In our training set, we performed feature selection (ex. CfsSubsetEval GreedyStepwise) and then classified the instances using a classifier (ex. J48). We have saved the model Weka created.

Now, we want to classify new [unlabeled] instances (which still has the original number of attributes of the training set before it went under feature selection). Are we right in assuming that we should perform the feature selection in this set of new [unlabeled] instances so we could re-evaluate it using the saved model (to make the training and test sets compatible)? If yes, how can we filter the test set?

Thank you for helping!

3

3 Answers

0
votes

Yes, both test and training set must have the same number of attributes and each attribute must correspond to the same thing. So you should remove the same attributes (that you removed from training set) from your test set before classification.

0
votes

I don't think you have to perform feature selection on the test set. If your test set already has the original number of attributes, upload it, and in the "preprocess" window, manually remove all the attributes that were removed during the feature selection in the training set file.

0
votes

You must apply the same filter to the test set , that you have previously applied to the training set. You can use the WEKA API for applying the same filter to the test set as well.

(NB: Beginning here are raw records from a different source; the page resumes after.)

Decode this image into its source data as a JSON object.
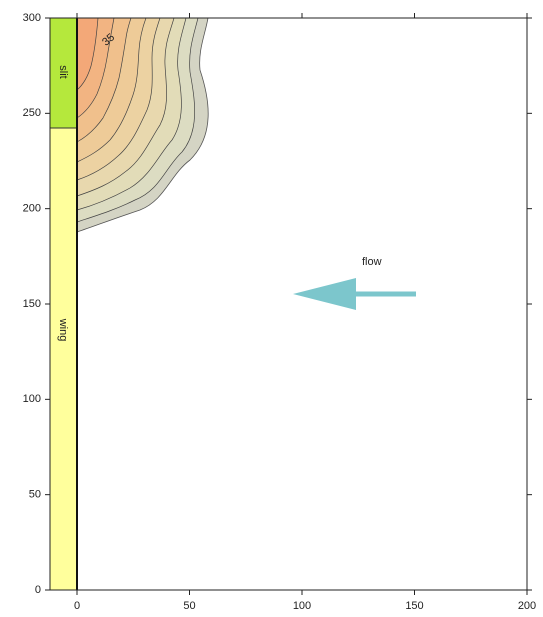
{
  "chart_data": {
    "type": "contour",
    "annotations": {
      "slit": "slit",
      "wing": "wing",
      "flow": "flow",
      "contour_label": "35"
    },
    "xlim": [
      -12,
      200
    ],
    "xticks": [
      0,
      50,
      100,
      150,
      200
    ],
    "ylim": [
      0,
      300
    ],
    "yticks": [
      0,
      50,
      100,
      150,
      200,
      250,
      300
    ]
  }
}
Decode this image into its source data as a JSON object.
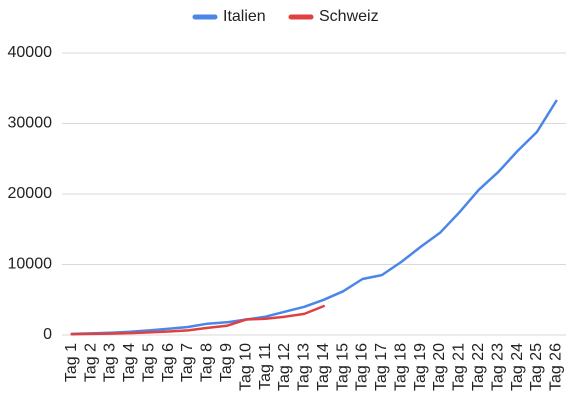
{
  "chart_data": {
    "type": "line",
    "categories": [
      "Tag 1",
      "Tag 2",
      "Tag 3",
      "Tag 4",
      "Tag 5",
      "Tag 6",
      "Tag 7",
      "Tag 8",
      "Tag 9",
      "Tag 10",
      "Tag 11",
      "Tag 12",
      "Tag 13",
      "Tag 14",
      "Tag 15",
      "Tag 16",
      "Tag 17",
      "Tag 18",
      "Tag 19",
      "Tag 20",
      "Tag 21",
      "Tag 22",
      "Tag 23",
      "Tag 24",
      "Tag 25",
      "Tag 26"
    ],
    "series": [
      {
        "name": "Italien",
        "color": "#4a86e8",
        "values": [
          150,
          230,
          320,
          450,
          650,
          890,
          1130,
          1600,
          1800,
          2200,
          2600,
          3300,
          4000,
          5000,
          6200,
          7940,
          8500,
          10350,
          12500,
          14500,
          17400,
          20600,
          23100,
          26100,
          28800,
          33200
        ]
      },
      {
        "name": "Schweiz",
        "color": "#e04040",
        "values": [
          100,
          150,
          200,
          270,
          370,
          500,
          650,
          1000,
          1300,
          2200,
          2300,
          2600,
          3000,
          4100,
          null,
          null,
          null,
          null,
          null,
          null,
          null,
          null,
          null,
          null,
          null,
          null
        ]
      }
    ],
    "ylim": [
      0,
      40000
    ],
    "yticks": [
      0,
      10000,
      20000,
      30000,
      40000
    ],
    "grid": true,
    "legend": "top"
  }
}
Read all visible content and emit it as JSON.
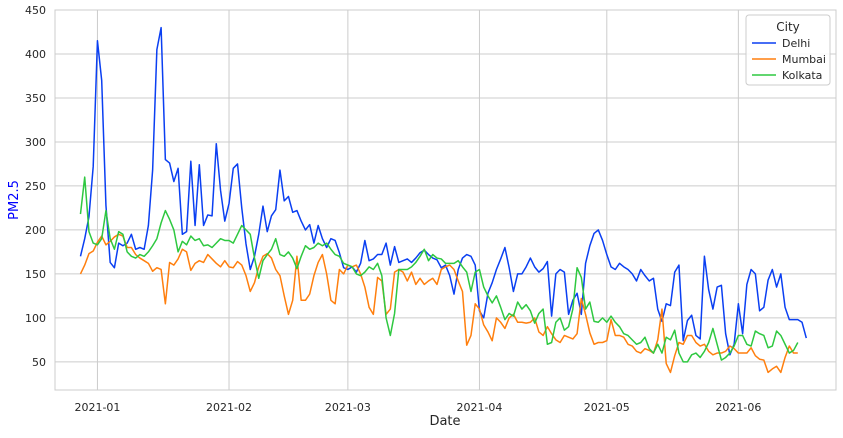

Instances trainSet = //get training set
Instances testSet = //get testing set
AttributeSelection attsel = new AttributeSelection();//apply feature selection on training data
CfsSubsetEval ws = new CfsSubsetEval();
GreedyStepwise search = new GreedyStepwise();
attsel.setEvaluator(ws);
attsel.setSearch(search);
attsel.SelectAttributes(trainSet);

retArr = attsel.selectedAttributes();//get indicies of selected attributes

Filter remove = new Remove() //set up the filter for removing attributes
remove.setAttributeIndicesArray(retArr);
remove.setInvertSelection(true);//retain the selected,remove all others
remove.setInputFormat(trainSet);
trainSet = Filter.useFilter(trainSet, remove);

//now apply the same filter to the testing set as well
testSet = Filter.useFilter(testSet, remove);

//now you are good to go!